L’homme aux mille visages

Photo de Jean-Claude Durmeyer

Peintre, sculpteur, designer, homme de télévision et graphiste, Freddy Ruhlmann était un créateur protéiforme. Une exposition présentée par la Maison de la Région rend hommage à cet humaniste natif de Strasbourg pétri d’une insatiable curiosité.

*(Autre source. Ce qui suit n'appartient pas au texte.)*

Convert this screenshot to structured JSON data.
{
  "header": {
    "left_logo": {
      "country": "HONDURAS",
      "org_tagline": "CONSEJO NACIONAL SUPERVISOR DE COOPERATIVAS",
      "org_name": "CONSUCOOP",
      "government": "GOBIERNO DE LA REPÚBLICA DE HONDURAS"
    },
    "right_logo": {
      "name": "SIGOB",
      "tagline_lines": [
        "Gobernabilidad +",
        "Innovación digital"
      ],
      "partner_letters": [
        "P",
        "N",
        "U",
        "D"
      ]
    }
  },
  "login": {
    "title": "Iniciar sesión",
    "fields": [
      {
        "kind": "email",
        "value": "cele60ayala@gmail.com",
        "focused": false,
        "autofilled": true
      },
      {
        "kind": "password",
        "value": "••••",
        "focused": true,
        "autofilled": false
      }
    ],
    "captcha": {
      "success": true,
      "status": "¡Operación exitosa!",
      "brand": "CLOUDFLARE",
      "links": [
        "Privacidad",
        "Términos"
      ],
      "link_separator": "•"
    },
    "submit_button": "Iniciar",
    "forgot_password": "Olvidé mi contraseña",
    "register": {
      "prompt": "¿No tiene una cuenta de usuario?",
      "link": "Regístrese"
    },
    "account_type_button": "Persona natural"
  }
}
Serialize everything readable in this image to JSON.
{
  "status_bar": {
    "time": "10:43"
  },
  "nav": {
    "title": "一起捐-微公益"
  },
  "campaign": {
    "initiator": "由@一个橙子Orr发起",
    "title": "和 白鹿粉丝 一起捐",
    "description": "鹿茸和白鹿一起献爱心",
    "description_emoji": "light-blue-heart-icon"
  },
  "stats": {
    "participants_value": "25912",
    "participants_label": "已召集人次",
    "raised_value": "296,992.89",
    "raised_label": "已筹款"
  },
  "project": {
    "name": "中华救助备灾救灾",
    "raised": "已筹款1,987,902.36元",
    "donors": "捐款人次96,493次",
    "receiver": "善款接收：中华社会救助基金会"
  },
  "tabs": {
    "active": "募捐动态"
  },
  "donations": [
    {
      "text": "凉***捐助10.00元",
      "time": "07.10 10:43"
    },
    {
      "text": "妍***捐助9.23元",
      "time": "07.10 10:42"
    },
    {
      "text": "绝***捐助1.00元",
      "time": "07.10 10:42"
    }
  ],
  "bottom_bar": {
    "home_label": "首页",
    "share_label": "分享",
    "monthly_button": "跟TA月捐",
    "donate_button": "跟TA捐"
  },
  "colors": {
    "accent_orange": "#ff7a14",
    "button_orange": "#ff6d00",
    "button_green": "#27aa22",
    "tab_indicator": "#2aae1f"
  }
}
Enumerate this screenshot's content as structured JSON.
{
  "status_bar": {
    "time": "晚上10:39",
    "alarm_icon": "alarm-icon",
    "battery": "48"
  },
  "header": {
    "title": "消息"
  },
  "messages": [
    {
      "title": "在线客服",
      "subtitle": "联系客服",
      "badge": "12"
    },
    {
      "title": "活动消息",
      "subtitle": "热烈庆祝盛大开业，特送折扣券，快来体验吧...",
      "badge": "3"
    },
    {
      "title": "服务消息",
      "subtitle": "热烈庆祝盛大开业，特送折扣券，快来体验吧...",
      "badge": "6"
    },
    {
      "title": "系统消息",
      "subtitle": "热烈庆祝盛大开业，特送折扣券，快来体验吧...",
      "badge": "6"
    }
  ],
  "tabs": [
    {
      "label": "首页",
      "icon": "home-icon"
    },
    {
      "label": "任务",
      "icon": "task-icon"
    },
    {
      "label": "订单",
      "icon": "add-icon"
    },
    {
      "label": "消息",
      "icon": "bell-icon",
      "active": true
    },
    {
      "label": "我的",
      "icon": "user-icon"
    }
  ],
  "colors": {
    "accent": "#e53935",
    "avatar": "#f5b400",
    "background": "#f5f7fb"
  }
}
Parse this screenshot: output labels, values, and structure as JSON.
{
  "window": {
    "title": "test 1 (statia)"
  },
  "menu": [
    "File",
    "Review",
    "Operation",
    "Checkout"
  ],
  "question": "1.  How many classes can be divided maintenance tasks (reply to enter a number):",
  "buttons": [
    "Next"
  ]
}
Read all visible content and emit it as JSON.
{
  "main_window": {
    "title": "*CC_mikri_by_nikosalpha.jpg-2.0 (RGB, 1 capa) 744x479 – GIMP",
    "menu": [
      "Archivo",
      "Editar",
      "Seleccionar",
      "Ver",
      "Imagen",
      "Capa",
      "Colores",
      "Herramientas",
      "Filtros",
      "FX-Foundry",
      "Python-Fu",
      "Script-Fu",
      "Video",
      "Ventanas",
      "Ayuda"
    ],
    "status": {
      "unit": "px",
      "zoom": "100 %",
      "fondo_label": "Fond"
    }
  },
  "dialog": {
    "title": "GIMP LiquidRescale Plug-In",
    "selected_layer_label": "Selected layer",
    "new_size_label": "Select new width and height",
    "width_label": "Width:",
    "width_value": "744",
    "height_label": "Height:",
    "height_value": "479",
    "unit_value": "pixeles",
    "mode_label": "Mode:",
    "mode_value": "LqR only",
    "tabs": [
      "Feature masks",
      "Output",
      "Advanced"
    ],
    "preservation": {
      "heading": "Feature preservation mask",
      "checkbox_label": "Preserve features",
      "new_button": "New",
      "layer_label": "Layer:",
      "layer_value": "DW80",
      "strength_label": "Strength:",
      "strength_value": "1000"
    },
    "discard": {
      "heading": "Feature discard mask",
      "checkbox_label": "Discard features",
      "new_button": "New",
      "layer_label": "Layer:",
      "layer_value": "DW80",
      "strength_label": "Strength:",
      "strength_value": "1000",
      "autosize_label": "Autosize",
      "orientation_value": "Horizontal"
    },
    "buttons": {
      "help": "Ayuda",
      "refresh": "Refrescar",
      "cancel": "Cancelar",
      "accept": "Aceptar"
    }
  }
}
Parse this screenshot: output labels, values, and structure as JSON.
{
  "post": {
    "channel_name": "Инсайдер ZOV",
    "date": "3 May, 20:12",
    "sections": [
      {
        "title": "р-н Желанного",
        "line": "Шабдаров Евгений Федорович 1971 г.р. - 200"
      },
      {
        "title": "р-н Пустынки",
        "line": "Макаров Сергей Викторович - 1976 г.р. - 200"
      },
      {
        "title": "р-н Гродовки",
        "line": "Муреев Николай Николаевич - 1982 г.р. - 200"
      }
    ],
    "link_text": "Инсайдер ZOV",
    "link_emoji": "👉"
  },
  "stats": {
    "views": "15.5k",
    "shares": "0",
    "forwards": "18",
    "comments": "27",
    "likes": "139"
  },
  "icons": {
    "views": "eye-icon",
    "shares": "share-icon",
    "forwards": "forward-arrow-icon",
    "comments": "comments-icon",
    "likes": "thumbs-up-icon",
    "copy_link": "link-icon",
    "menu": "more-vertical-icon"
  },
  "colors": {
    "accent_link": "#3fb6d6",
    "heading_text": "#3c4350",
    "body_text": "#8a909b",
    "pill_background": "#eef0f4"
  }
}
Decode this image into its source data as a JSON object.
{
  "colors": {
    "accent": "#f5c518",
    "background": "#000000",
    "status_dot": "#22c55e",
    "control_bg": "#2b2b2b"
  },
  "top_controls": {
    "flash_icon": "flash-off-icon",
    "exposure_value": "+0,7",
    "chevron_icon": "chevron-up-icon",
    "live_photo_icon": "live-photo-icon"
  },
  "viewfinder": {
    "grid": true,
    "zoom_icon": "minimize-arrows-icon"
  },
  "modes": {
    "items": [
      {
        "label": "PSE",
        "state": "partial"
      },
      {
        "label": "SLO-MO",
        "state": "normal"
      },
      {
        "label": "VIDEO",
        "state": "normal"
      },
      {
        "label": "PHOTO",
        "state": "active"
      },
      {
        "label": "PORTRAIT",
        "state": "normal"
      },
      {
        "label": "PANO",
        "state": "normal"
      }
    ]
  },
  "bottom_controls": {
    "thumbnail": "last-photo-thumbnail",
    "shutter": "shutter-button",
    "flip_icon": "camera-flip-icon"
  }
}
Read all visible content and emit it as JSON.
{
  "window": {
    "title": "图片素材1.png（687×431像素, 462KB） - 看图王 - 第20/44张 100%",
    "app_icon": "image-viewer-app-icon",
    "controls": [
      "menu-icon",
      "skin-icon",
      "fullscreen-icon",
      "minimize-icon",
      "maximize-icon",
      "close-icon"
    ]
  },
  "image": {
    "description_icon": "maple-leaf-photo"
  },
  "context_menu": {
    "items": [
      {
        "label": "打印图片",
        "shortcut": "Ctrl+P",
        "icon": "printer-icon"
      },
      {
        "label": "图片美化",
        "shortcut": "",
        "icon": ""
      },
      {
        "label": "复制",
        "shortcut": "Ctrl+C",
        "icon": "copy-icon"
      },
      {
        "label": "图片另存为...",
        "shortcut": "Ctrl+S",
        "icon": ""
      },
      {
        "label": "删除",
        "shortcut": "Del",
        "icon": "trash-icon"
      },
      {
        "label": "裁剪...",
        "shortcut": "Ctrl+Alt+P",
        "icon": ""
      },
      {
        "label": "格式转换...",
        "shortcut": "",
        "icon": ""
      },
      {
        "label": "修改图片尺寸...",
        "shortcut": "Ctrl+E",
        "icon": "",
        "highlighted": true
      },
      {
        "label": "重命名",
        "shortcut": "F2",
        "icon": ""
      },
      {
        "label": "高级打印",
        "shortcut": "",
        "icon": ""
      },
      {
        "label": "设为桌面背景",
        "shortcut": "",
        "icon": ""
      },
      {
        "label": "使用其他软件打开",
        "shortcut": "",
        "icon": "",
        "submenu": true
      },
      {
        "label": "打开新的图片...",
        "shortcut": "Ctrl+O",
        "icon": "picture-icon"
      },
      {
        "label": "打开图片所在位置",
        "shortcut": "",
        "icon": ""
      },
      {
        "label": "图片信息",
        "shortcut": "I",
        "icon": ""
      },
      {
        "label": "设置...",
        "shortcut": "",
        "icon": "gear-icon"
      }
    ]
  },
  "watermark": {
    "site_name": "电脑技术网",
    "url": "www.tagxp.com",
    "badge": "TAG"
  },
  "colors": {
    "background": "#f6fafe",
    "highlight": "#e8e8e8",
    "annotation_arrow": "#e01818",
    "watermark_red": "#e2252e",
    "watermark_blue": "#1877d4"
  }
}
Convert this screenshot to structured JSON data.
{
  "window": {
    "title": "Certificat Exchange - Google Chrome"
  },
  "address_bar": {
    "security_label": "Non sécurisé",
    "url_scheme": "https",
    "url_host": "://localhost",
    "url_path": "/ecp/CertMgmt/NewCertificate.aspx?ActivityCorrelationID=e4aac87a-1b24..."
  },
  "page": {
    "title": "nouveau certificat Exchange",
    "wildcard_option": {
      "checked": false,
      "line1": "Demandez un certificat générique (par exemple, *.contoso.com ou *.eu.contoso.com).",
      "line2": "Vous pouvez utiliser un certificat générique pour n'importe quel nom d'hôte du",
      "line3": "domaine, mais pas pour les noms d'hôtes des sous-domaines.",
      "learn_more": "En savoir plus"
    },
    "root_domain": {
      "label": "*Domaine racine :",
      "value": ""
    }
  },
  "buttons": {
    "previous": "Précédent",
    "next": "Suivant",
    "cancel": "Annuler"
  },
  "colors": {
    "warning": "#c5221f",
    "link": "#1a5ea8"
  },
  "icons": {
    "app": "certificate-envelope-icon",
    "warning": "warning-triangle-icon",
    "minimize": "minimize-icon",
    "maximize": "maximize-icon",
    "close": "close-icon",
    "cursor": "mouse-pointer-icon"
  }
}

Qu’y a-t-il de commun entre le Trophée du Prix d’honneur de la Fondation Alsace, le service du Lycée hôtelier Alexandre Dumas, un documentaire sur Tomi Ungerer intitulé À angle droit, des peintures aux couleurs vibrantes inspirées par le Quatuor pour la fin du Temps de Messiaen, la maquette du Nouveau Dictionnaire de biographie alsacienne et une étiquette toute en épure pour le domaine Marc Kreydenweiss ? Tous sont l’œuvre de Freddy Ruhlmann (1941-2004). Une exposition permet de mieux connaître un homme trop discret dont on n’avait guère eu la possibilité de voir, jusque-là, l’œuvre peint et sculpté. L’occasion est belle de découvrir des toiles où se mêlent les matières (bitume de Judée, pâte d’acier…) à la composition rigoureuse : ici, un visage à peine esquissé, la bouche grande ouverte semblant pousser un silencieux cri – Munch n’est pas loin – au cœur d’un maelström d’une intense tristesse de pigments rouges et bleus. Là, des carrés de couleur forment des assemblages verticaux d’une grande douceur et d’une implacable logique, rappelant avec force que Nicolas de Staël fut une figure tutélaire pour l’artiste alsacien. Ailleurs encore se découvre une variation graphique inquiétante sur les Pièces de guerre du dramaturge britannique Edward Bond, où se glisse, presque par effraction, un éclat d’espoir.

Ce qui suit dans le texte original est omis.